Румяная улыбка дебелой бабы дразнила Шаню, как и тупая безмятежность ее невозмутимо-лазоревых глаз. И досадно было Шане, что эта баба улыбается так же весело и лукаво, как и Шанина мать, и тоже угощает ее вишневою наливкою, барбарисовым вареньем и черемуховым медом. Говорила Липина:
– Сама варила, Шанечка, уж не побрезгуйте на моем угощеньи-це, откушайте. Ведь уж вы теперь не маленькая, вам можно наливочки выпить сладенькой. Да вы и не бойтесь, – я папеньке вашему не скажу. Сама по себе знаю, что он у вас крутенек.
Не может почему-то Шаня отказаться от Аннушкина угощения. Манит Шаню это ощущение сладкого замирания сердечного, которое у нее соединяется с вишневою наливкою, – и Шаня пьет рюмку за рюмкою и, сама над собою подсмеиваясь, напевает слова наивно-лукавой песенки:
Так и тянет, так и манит,
Оторваться сил не станет.
А лукавая баба посмеивается, говорит без умолку, рада, что подпоила Шанечку, что Шанины щеки пылают, и язык заплетается, и ноги плохо держат.

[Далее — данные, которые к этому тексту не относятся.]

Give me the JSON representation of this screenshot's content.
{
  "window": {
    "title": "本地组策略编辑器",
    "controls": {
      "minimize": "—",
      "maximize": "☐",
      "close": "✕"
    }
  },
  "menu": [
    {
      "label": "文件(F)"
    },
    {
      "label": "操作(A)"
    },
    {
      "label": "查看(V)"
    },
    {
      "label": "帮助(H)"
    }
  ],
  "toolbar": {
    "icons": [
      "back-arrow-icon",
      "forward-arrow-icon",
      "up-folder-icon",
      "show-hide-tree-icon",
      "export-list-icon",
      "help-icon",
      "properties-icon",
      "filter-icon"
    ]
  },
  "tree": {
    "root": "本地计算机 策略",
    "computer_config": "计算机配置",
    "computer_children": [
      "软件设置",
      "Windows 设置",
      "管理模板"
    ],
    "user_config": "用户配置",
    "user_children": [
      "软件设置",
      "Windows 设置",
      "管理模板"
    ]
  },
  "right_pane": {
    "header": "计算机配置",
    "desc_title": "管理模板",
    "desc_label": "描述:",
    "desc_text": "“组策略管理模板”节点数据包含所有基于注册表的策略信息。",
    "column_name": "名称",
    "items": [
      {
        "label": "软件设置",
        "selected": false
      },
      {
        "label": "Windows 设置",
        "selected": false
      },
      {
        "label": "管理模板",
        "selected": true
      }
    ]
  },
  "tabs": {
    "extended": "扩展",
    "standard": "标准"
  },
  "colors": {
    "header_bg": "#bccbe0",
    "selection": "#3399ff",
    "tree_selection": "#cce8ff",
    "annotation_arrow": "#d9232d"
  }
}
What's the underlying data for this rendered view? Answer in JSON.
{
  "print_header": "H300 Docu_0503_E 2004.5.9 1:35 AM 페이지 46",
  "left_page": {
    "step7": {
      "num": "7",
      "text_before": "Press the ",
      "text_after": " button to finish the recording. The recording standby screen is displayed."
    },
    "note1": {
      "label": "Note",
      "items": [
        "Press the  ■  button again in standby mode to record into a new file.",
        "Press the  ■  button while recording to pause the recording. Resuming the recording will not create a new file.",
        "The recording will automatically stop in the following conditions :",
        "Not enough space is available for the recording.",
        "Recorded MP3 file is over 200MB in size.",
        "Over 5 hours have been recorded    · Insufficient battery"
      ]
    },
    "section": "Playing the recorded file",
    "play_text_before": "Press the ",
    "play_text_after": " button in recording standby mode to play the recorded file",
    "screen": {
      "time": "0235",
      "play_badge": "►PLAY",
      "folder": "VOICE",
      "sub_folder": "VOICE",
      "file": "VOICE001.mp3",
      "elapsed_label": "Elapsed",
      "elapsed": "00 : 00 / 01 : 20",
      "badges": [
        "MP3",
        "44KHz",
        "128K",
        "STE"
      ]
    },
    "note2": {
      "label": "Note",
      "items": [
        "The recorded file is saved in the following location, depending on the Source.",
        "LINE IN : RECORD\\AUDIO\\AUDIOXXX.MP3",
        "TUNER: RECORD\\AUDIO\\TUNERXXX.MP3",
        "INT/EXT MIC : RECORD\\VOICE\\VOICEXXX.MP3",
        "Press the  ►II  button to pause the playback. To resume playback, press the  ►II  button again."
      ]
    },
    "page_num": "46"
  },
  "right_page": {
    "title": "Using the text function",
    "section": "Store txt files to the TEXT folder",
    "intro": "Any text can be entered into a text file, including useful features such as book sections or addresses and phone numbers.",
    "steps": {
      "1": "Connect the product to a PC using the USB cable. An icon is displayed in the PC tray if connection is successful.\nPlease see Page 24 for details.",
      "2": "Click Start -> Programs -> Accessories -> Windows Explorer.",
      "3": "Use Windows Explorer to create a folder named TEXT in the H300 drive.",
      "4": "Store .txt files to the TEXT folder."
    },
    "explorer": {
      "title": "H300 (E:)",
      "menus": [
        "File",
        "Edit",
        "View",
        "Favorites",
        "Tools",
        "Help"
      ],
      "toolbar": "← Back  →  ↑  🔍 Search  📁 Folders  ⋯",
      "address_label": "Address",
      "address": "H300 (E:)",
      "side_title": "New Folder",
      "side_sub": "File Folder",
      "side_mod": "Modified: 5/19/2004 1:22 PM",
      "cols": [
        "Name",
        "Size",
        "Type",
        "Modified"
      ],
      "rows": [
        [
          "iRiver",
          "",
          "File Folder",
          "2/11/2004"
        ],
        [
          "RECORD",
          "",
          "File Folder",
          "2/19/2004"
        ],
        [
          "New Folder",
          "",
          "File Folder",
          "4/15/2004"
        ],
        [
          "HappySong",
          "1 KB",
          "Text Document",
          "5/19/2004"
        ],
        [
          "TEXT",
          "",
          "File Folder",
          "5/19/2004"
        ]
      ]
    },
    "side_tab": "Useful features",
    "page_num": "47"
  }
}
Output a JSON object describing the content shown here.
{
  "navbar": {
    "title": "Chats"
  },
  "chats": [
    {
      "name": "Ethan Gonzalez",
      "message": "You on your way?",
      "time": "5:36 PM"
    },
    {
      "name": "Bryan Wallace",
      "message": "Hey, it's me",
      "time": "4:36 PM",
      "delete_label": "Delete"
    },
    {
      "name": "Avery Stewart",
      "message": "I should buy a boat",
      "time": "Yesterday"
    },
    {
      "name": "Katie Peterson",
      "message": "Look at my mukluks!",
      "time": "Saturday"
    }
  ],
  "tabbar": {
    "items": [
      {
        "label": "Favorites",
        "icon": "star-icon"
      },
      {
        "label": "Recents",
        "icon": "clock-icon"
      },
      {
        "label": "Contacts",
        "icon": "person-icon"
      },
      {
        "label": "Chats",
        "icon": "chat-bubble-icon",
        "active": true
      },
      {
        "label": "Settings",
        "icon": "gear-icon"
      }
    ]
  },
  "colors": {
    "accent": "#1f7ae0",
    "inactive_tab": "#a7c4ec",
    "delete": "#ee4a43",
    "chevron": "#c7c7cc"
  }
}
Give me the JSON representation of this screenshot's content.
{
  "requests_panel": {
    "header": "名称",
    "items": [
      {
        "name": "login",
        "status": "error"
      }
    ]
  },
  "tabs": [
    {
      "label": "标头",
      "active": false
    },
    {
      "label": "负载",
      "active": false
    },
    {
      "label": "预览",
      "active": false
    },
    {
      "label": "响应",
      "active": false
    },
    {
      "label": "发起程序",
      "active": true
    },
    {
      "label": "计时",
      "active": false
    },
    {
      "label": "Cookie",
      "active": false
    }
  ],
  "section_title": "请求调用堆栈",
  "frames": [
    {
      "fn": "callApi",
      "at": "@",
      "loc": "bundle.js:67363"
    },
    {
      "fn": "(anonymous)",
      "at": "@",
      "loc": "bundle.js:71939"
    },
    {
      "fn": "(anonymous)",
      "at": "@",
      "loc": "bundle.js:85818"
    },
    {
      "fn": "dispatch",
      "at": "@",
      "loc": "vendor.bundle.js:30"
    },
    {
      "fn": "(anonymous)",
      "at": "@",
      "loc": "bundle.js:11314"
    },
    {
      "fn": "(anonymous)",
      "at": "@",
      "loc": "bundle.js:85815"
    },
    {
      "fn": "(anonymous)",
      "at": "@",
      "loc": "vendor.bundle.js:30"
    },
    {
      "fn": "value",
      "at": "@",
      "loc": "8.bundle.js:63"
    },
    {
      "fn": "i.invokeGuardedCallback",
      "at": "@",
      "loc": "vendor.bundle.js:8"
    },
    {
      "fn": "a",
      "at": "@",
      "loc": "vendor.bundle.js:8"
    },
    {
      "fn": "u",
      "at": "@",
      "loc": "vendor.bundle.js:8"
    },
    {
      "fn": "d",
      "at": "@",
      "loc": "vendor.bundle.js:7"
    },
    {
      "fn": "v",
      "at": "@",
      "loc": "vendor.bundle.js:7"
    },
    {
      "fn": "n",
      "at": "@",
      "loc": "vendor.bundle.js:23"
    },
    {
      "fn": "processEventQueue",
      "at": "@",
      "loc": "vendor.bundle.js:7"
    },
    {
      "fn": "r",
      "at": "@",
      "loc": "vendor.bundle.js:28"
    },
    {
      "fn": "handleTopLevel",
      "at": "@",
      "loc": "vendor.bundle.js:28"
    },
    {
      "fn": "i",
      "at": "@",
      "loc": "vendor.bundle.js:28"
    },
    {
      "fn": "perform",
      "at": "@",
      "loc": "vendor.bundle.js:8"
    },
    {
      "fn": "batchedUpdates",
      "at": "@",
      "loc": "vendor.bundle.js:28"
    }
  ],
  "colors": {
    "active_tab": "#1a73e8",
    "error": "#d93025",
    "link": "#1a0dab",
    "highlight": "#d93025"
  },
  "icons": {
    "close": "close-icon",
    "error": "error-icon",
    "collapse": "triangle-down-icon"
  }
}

А Шанечке что ж без Евгения, отчего и не подпить иногда? Пусть отец узнает, – скорее в Крутогорск отошлет, к строгому дяде, чтобы здесь в городе не срамиться. А ей самой все равно, что о ней скажут. Она здесь как неживая, как сказочная девушка без сердца. А где ее сердце? – спроси, ответила бы Шаня, как в сказке:
– Есть широкая река, у реки есть крутой берег, на берегу стоит древний город, в городе – дом, в том дому мой милый, у моего милого мое сердце, у моего милого моя любовь, как колечко на пальце. Любовь – кольцо, а у кольца нет конца.
Тут же у Липиной познакомилась Шаня с учителями городского училища. Их было двое, оба были очень молоды и оба зверски пили. Были они оба люди одинокие и жили вместе. Оба они удачно играли в карты с местными молодыми купчиками; картежная игра давала им средства на выпивку. Один из них, постарше, носил в дружеском кружке кличку Гуак, был черен, угрюм и безобразен. Другой, совсем молоденький, с лицом вербного херувима, звался Нытиком. С ними постоянно водился начальник местной почтово-телеграфной конторы, рыжий, рябой молодой человек, по прозвищу Чума. Раз в год, съездивши проветриться и по начальству в губернский город, Чума вывозил оттуда неприличный анекдот и потом целый год рассказывал его друзьям. А те каждый раз заново гоготали.
Случалось нередко, что молвит Шаня за обедом отцу:
– Папочка, сегодня я к маме пойду, там и заночую.
– Поезжай, – скажет отец. – Лошади стоят, чего ж тебе пешком ходить. Что ты за богомолка!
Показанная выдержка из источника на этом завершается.